Je ne prêche que rarement, et si possible sous un mode pédagogique : je tente de conduire des personnes à la découverte de ce qu’ils savent déjà, du Christ déjà là, qui les cherche et les enseigne. C’est cette conviction qui m’habitait quand je prospectais pour implanter une nouvelle fraternité, à Montpellier : le Christ nous précède, il est déjà à l’œuvre quelque part où il nous attend pour la moisson. De même, lors de la récente fondation en banlieue parisienne, la mission confiée par mes frères devait trouver son terrain en suivant l’inspiration de l’Esprit, comme on suivrait des signes de piste. Le frère Marc et moi avions arpenté Villeneuve Saint Georges dans tous les sens. Et nous étions tout étonnés, et en même temps rassurés, de relire et de constater comment nous avons été conduit doucement vers le lieu que nous habitons aujourd’hui.

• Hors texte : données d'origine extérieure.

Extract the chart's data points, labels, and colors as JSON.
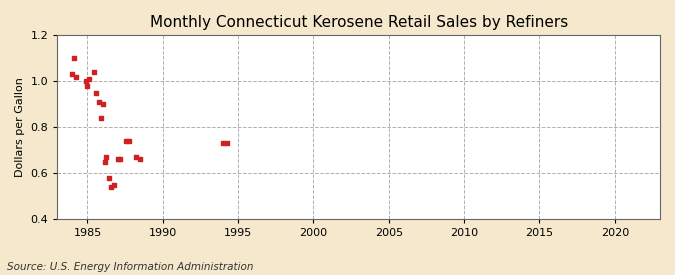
{
  "title": "Monthly Connecticut Kerosene Retail Sales by Refiners",
  "ylabel": "Dollars per Gallon",
  "source": "Source: U.S. Energy Information Administration",
  "figure_background_color": "#f5e8cc",
  "plot_background_color": "#ffffff",
  "marker_color": "#cc2222",
  "xlim": [
    1983,
    2023
  ],
  "ylim": [
    0.4,
    1.2
  ],
  "xticks": [
    1985,
    1990,
    1995,
    2000,
    2005,
    2010,
    2015,
    2020
  ],
  "yticks": [
    0.4,
    0.6,
    0.8,
    1.0,
    1.2
  ],
  "data_x": [
    1984.0,
    1984.08,
    1984.25,
    1984.92,
    1985.0,
    1985.08,
    1985.42,
    1985.58,
    1985.75,
    1985.92,
    1986.0,
    1986.17,
    1986.25,
    1986.42,
    1986.58,
    1986.75,
    1987.0,
    1987.17,
    1987.58,
    1987.75,
    1988.25,
    1988.5,
    1994.0,
    1994.25
  ],
  "data_y": [
    1.03,
    1.1,
    1.02,
    1.0,
    0.98,
    1.01,
    1.04,
    0.95,
    0.91,
    0.84,
    0.9,
    0.65,
    0.67,
    0.58,
    0.54,
    0.55,
    0.66,
    0.66,
    0.74,
    0.74,
    0.67,
    0.66,
    0.73,
    0.73
  ],
  "title_fontsize": 11,
  "ylabel_fontsize": 8,
  "tick_fontsize": 8,
  "source_fontsize": 7.5,
  "marker_size": 12
}
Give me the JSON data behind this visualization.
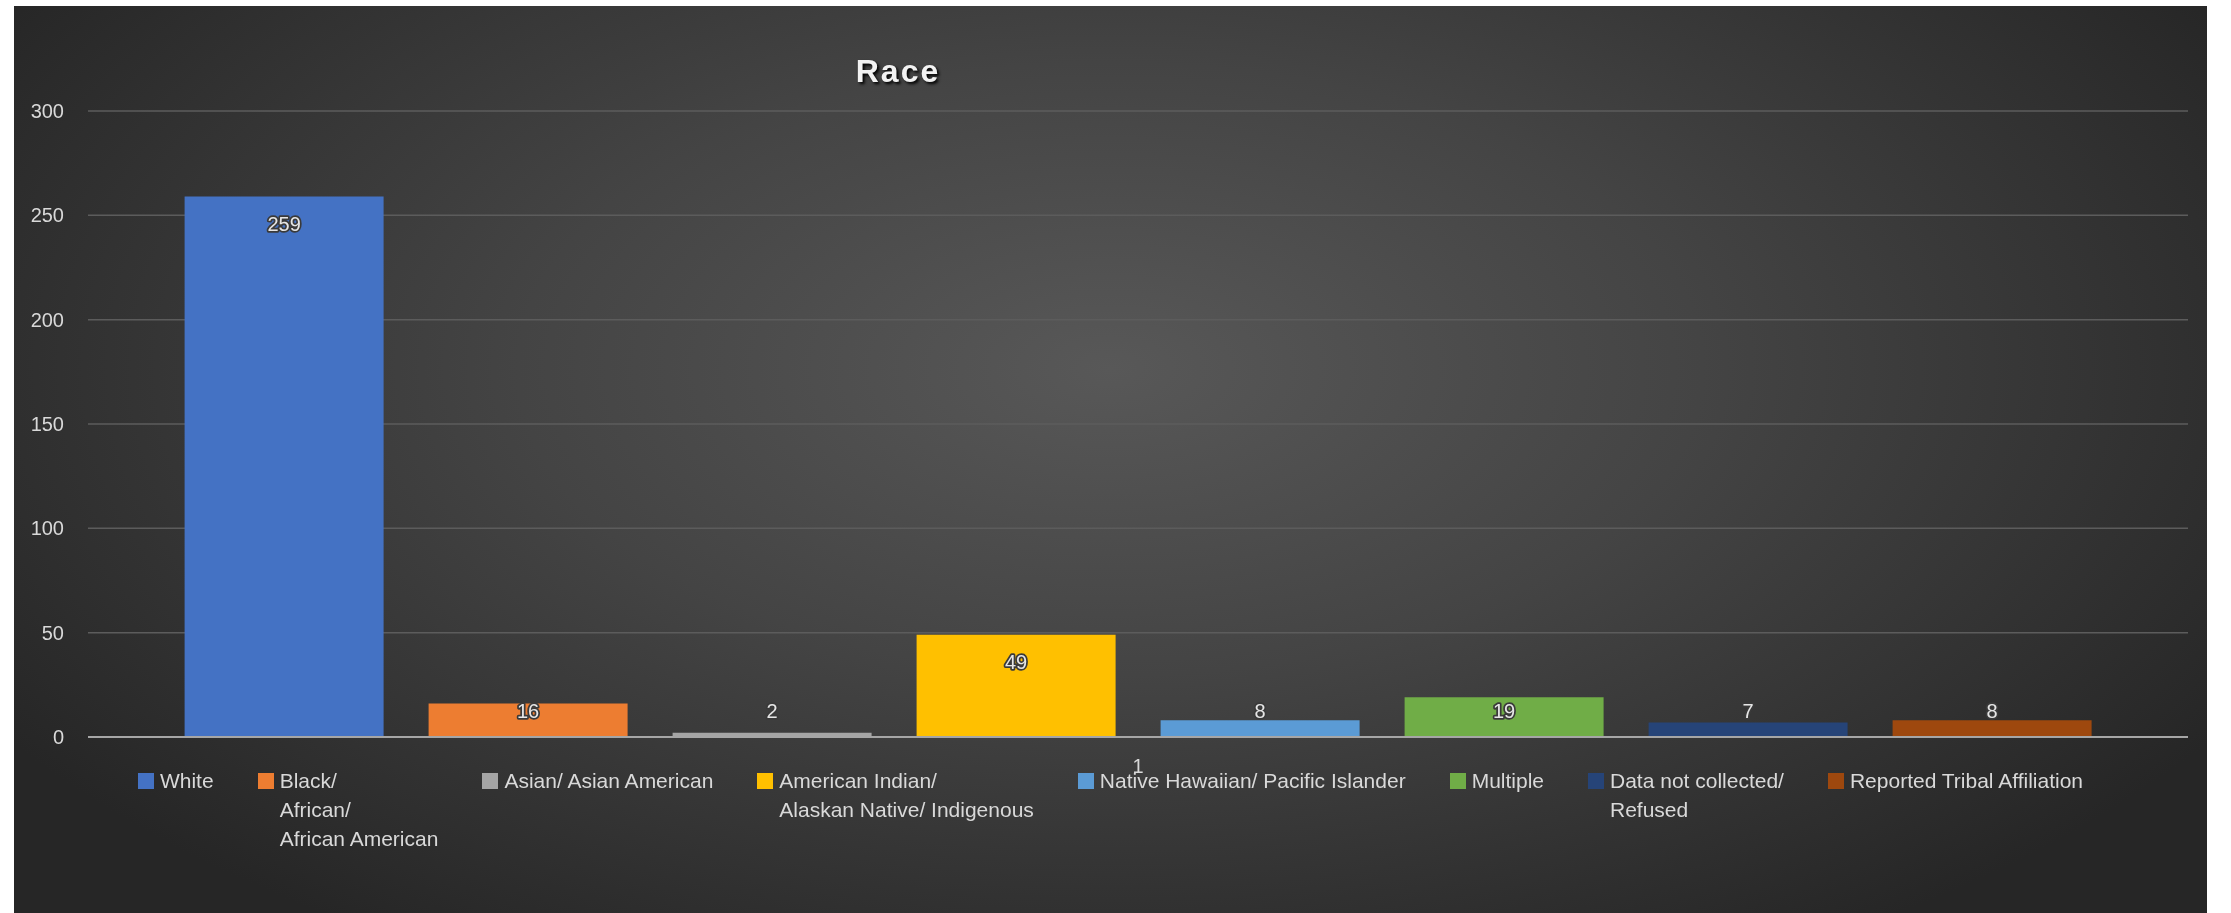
{
  "chart_data": {
    "type": "bar",
    "title": "Race",
    "categories": [
      "1"
    ],
    "series": [
      {
        "name": "White",
        "color": "#4472c4",
        "values": [
          259
        ]
      },
      {
        "name": "Black/\nAfrican/\nAfrican American",
        "color": "#ed7d31",
        "values": [
          16
        ]
      },
      {
        "name": "Asian/ Asian American",
        "color": "#a5a5a5",
        "values": [
          2
        ]
      },
      {
        "name": "American Indian/\nAlaskan Native/ Indigenous",
        "color": "#ffc000",
        "values": [
          49
        ]
      },
      {
        "name": "Native Hawaiian/ Pacific Islander",
        "color": "#5b9bd5",
        "values": [
          8
        ]
      },
      {
        "name": "Multiple",
        "color": "#70ad47",
        "values": [
          19
        ]
      },
      {
        "name": "Data not collected/\nRefused",
        "color": "#264478",
        "values": [
          7
        ]
      },
      {
        "name": "Reported Tribal Affiliation",
        "color": "#9e480e",
        "values": [
          8
        ]
      }
    ],
    "ylim": [
      0,
      300
    ],
    "yticks": [
      0,
      50,
      100,
      150,
      200,
      250,
      300
    ],
    "grid": "y",
    "legend": "bottom",
    "data_labels": true
  }
}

Ces deux fondations me donnent aussi une expérience de la mission résolument tournée vers le large. Mon cloître, c’est le monde, comme disait François d’Assise, et si possible, celui des petites gens. C’est à travers eux que le Christ m’appelle, et c’est vers eux qu’Il m’envoie en priorité. Dans ces marges de la société, banlieues et quartiers difficiles, c’est là que je trouve ma joie et que je la communique, dans cette exacte mesure. Car qu’est ce qui est transmis, au juste, dans ma mission ? Assurément pas des paroles pieuses, ni même à proprement parler spirituelles. Ce que j’ai l’impression de transmettre, c’est un goût, un désir, une joie, qui me sont donnés au préalable, ou plutôt, dans le même mouvement, qui ne m’appartiennent pas. Le goût des choses simples, ordinaires, où Dieu aime à se manifester. Le désir de la paix véritable, sans faux semblant, avec des frères différents et appelés, aussi. La joie de vivre au grand vent de Dieu, en liberté, en fraternité. Comme en pédagogie, il s’agit moins de remplir un vase que d’allumer un feu. Celui de la quête patiente et partagée de Dieu-mystère-du-monde.